A former presidential candidate, Dr. Gbenga Hashim has said that he is not intimidated by either legal or political manoeuvres aimed at weakening the Peoples Democratic Party (PDP), insisting that Nigeria’s multiparty democracy is too deeply rooted to be destroyed.
In a strongly worded statement on Wednesday, Hashim said that he was ‘not intimidated by the legal and political subterfuges sponsored by the ruling APC (All Progressives Congress)’, stressing that no individual or party can monopolise power in Nigeria.
According to him, Nigeria has historically embraced pluralism as a tool for managing its diversity, noting that the nation’s founding fathers deliberately chose a multiparty system at independence.
He said: ‘Nigeria has always been committed to multiparty democracy. Even in the First Republic, political power was never concentrated in the hands of one man or one party’.
Hashim recalled that, despite the towering influence of Sir Ahmadu Bello as leader of the Northern People’s Congress, other political forces such as Aminu Kano’s Northern Elements Progressive Union, Joseph Tarka’s Middle Belt Congress, and Sir Kashim Ibrahim’s Borno People’s Union coexisted with significant influence and representation.

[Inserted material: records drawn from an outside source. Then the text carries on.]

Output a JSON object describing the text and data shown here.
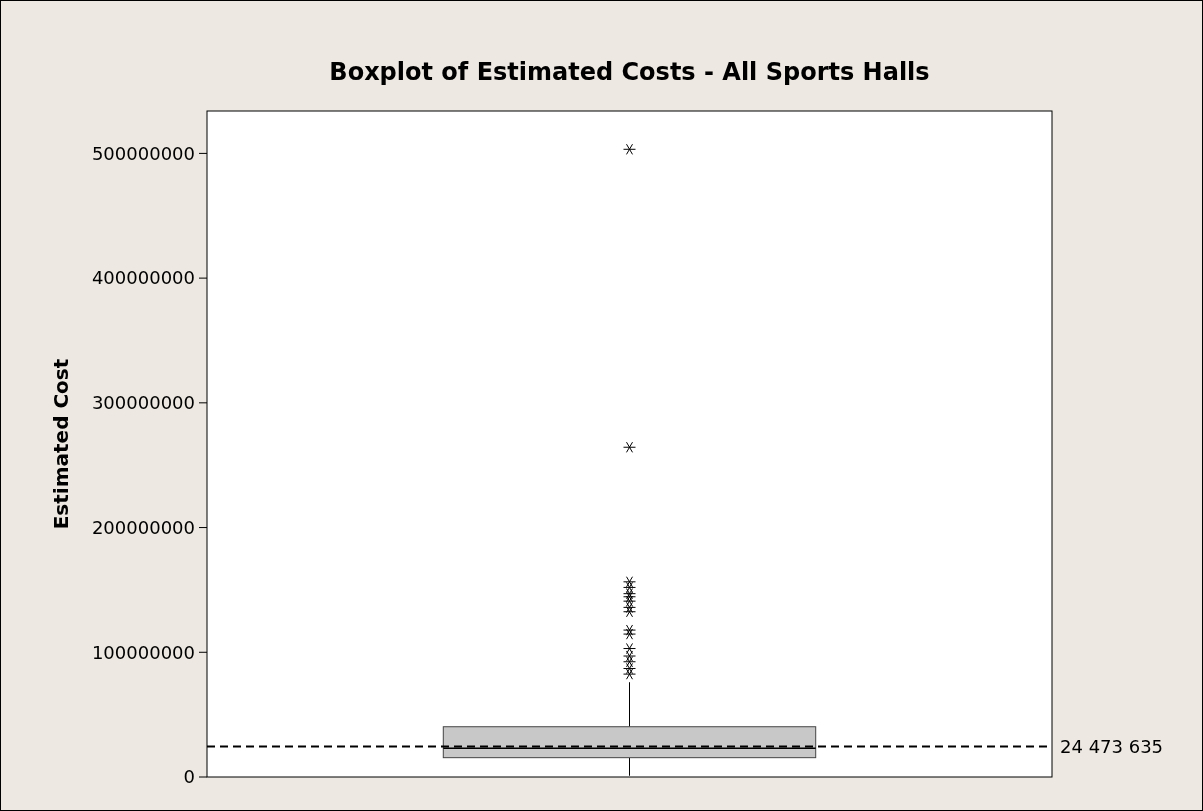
{
  "chart_data": {
    "type": "box",
    "title": "Boxplot of Estimated Costs - All Sports Halls",
    "ylabel": "Estimated Cost",
    "categories": [
      null
    ],
    "boxes": [
      {
        "low": 1000000,
        "q1": 15500000,
        "median": 23000000,
        "q3": 40300000,
        "high": 76000000,
        "outliers": [
          82500000,
          87000000,
          92400000,
          97000000,
          103000000,
          114600000,
          117800000,
          132500000,
          136000000,
          141000000,
          144500000,
          147000000,
          152000000,
          156500000,
          264400000,
          503300000
        ]
      }
    ],
    "ylim": [
      0,
      534000000
    ],
    "yticks": [
      0,
      100000000,
      200000000,
      300000000,
      400000000,
      500000000
    ],
    "ref_lines": [
      {
        "axis": "y",
        "value": 24473635,
        "label": "24 473 635",
        "line_style": "dashed",
        "color": "#000000"
      }
    ],
    "color": "#c8c8c8",
    "marker": "star",
    "grid": false
  }
}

He noted that similar political diversity thrived in the Southwest, where the Action Group competed with the National Convention of Nigerian Citizens, alongside regional parties such as the Ibadan People’s Party.
‘Our democracy has never been a democracy of one star flying in its firmament,” he said. “In our sky are thousands of stars’, the political leader said.
Drawing lessons from history, Hashim likened the current political climate to the failed self-succession agenda of military ruler, General Sani Abacha, who attempted to impose himself as the sole presidential candidate of all five registered political parties at the time.
‘We are living witnesses to the failure of that plot’, he said, warning that although today’s situation carries ‘a more sinister twist’, the outcome would be no different.
‘While Abacha sought to make himself the sole candidate of all parties, the current agenda is to ensure that no major party is strong enough to field a credible candidate’, he stated.
Expressing confidence that such efforts would collapse, he added: ‘Just as the Abacha plot ended unrealised, this infantile machination will end in disaster for its authors, by the grace of God’.
Hashim also recalled his personal involvement in the struggle against military rule, emphasising that the resistance was led from within Nigeria, not from exile.
‘We fought the self-succession plot here at home, not as self-styled exiled democrats sipping cognac in foreign embassies’, he said.
He said that he was part of the internal resistance delegation present at Fort IBB on 8 June 1998 during a critical moment in Nigeria’s history, even as heavy military movements threatened the nation’s future.
Hashim expressed firm belief that history would repeat itself.
‘The same God who granted us the grace to witness the collapse of the Abacha plot will also help us see the end of the APC-or-no-other-party agenda’, he said.